Alathea Denslow Clymer
Feb. 19, 1936 – May 16, 2022
After wrestling with Alzheimer’s disease for over a decade, Alathea Clymer, 86, gently passed away with the full moon on Monday, May 16, 2022 at the Long Term Care facility of South Peninsula Hospital in Homer, Alaska.
Born and raised in Brooklyn, New York, Alathea was the daughter of two talented teachers who fostered her lifelong love of art, nature, music, science and swimming. Joyful childhood summers were spent at a lakeside cabin in New Jersey where she learned to swim like a fish. She became an accomplished synchronized swimmer, which explains her very precise backstroke technique to those fellow evening lap swimmers at the Homer pool. She was actively involved in Girl Scouts and went on to share her love of nature and campfire songs as a leader of several scout and mariner troops in New York and Oregon. After earning a bachelor of science from State University of New York, she moved west to Oregon and began her teaching career. She was selected to participate in the National Science Foundation teacher training institute, which led to a master of science in General Science with a minor in science education from Oregon State University. She taught school in Oregon and Alaska, ranging from elementary choir to high school biology and everything in between.
In 1962, Alathea married James Clymer, a handsome young teacher who was working at the same school as her father in New York City. That marked the beginning of many adventures for “Jim and Al” as they were affectionately known. They purchased half a homestead at Fritz Creek on their honeymoon to Alaska and returned in 1964, where they settled and raised three children. Teaching jobs in Homer were not forthcoming, so after living in Anchor Point, Ninilchik, Moose Pass and Healy, Jim and Al started Fritz Creek Studios. Together they owned and operated this small commercial print shop for about 30 years, with Alathea as the graphic artist and Jim running the presses. She transitioned over the years from setting lead type for rubber stamps and hand letterpress wedding invitations to bound community cookbooks and full four-color brochures. For several years they printed the Homer Weekly News, which featured the boat sketch masthead that she designed. She also mastered the original clip art, drawing whatever produce needed to be featured in the grocery store ads each week, plus a few seagulls here and there.
In her later years, Alathea combined her botany background with her artistic creativity to design a notecard series featuring Alaska wildflowers, berries, and scenic local sketches, peddling them and her illustrated calligraphy quotes at arts and craft fairs all over the state. Her carefully documented native plant collection from the 1970s is now housed in the collections at the Pratt Museum. A self-described compulsive doodler, she was never found without a stubby pencil tucked in her tidy bun and a small notepad within reach, jotting down her thoughts, prayers, interesting quotes, field sketches, or working away at a sudoku puzzle.
Alathea was inquisitive, methodical, tenacious and loved to read. She could expound at length about a variety of topics, from the Pleistocene era to the latest in brain research, from the poetry of Emily Dickinson to the scientific names of local plants. Although she took pride in never formally learning to read music, she spent her whole life singing, finding both friendships and joy. As an original member of the Sweet Adelines group that eventually became known as the Seaside Singers, Alathea was part of a circle of women who shared that passion. They showed up in costume, singing a cappella harmonies at events all over the community for nearly 40 years.
Alathea’s positive attitude and grateful heart shone through her entire life. Even when she could no longer walk or talk, she communicated, sometimes with the lift of a single eyebrow.
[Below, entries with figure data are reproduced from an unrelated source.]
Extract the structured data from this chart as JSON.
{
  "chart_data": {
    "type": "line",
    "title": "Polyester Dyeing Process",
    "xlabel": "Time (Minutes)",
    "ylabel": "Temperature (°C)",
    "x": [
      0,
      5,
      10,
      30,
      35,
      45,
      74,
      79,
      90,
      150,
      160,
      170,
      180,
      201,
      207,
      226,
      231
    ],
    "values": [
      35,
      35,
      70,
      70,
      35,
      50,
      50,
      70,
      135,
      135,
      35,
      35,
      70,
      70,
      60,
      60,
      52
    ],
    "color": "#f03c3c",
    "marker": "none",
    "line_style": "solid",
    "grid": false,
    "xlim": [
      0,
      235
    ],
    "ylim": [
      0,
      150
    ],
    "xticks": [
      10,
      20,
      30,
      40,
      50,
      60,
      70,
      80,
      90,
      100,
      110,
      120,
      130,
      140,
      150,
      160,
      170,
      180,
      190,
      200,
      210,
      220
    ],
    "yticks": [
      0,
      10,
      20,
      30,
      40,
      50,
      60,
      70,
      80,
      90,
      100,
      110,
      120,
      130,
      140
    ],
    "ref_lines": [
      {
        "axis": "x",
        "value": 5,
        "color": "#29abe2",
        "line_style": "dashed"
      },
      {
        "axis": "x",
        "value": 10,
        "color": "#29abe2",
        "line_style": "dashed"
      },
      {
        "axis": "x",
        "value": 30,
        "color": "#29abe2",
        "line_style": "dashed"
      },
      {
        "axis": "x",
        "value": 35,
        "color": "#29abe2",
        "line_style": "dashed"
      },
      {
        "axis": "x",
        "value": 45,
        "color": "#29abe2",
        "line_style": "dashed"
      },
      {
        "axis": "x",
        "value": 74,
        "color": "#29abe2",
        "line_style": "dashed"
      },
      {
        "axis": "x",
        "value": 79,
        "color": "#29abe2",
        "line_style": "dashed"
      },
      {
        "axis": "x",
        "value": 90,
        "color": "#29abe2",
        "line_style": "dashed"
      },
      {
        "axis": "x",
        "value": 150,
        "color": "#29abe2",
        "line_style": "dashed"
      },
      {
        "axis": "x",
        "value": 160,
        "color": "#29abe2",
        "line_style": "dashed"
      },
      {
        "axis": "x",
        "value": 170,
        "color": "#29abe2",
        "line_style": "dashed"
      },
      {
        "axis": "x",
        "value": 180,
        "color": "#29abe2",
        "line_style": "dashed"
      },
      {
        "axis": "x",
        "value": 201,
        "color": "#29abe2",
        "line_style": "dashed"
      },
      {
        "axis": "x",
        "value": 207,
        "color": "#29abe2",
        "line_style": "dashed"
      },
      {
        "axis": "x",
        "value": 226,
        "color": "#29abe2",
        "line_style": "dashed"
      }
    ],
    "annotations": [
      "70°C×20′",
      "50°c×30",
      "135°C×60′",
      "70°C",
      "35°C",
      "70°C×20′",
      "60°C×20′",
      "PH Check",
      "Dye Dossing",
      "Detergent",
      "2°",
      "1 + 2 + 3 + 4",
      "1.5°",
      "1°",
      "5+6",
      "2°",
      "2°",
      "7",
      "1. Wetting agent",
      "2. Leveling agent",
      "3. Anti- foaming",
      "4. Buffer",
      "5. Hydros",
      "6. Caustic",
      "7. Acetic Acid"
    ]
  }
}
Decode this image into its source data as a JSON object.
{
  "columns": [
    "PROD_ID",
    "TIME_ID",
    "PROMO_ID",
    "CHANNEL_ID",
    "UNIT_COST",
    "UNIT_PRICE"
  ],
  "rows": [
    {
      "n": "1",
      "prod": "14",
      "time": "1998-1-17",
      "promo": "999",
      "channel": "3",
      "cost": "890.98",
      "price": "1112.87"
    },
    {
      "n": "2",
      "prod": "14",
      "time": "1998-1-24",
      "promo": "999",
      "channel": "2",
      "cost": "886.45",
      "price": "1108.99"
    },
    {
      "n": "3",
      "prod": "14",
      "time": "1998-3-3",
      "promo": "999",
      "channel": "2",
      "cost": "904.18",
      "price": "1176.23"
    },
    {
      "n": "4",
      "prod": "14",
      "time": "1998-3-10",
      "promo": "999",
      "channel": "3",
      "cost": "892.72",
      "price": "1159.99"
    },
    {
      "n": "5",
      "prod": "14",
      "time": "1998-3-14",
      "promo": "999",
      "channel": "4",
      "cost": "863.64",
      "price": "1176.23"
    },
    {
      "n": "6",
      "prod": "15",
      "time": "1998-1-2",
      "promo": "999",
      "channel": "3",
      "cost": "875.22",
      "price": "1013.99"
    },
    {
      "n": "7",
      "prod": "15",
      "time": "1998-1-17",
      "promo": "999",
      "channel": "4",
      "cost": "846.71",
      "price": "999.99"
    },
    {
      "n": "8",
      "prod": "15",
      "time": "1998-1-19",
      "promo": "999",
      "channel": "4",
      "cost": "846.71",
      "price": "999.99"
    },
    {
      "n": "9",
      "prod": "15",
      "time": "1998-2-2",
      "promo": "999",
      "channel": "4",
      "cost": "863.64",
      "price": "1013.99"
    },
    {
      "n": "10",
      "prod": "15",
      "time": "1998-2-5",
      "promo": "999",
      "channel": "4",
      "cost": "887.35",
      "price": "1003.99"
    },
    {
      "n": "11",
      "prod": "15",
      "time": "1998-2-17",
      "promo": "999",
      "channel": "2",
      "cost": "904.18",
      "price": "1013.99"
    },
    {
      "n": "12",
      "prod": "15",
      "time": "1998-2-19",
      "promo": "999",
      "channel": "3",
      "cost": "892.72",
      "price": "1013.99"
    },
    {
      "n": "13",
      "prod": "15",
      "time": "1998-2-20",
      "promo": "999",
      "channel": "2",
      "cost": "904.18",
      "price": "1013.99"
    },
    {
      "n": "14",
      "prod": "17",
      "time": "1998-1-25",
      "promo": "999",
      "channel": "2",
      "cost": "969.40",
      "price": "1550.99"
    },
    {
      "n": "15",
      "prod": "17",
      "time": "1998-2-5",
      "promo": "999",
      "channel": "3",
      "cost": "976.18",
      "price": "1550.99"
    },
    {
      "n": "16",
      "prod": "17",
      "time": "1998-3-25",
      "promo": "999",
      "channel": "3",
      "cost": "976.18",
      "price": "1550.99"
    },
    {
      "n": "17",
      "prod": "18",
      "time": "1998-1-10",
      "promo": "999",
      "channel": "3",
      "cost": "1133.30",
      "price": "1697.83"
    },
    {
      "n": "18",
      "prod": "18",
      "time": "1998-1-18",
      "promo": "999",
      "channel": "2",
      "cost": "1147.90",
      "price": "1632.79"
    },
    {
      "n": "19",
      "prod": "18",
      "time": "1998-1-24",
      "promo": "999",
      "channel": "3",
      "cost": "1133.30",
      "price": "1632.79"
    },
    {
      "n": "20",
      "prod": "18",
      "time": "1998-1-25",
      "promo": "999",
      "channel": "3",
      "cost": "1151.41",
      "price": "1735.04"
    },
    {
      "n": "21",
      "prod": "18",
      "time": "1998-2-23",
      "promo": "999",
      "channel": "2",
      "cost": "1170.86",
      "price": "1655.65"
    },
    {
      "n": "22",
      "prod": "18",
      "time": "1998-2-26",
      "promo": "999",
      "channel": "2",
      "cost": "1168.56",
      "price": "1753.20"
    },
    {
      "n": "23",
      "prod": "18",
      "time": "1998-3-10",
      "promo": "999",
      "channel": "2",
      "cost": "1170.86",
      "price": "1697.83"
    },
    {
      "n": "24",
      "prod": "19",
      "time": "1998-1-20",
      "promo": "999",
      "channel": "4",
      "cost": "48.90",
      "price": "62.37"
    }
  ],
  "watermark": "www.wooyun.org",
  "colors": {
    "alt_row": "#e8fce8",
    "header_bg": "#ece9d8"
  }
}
Her caregivers during the final years were compassionate, wonderful, kind and many knew “You Are My Sunshine” by heart. Her amazing spirit will be remembered and cherished by many.
Alathea was preceded in death by her parents, Christine and Cornelius Denslow, and her beloved twin brother Lathrop “Dan” Denslow.
She is survived by her husband of 60 years, James Clymer; sister Abra Palumbo (and Bob); sister-in-law, Joyce Denslow; three children, Julia Clymer (and Karl), Emily Lokken (and Dave), and Walter Clymer; plus nieces Corie, Robynn, Forest, Anna (and their growing families), and a few lovingly “adopted” grandchildren along the way.
A memorial service will be held at 2 p.m. on Saturday, June 11, 2022, at the Homer United Methodist Church in Homer, Alaska. In lieu of cut flowers, the family suggests donations to Alzheimer’s Resource of Alaska, Homer Council on the Arts or a local organization helping those in need. Otherwise, if you are so inclined, plant some extra flowers this spring for Alathea — she would love that.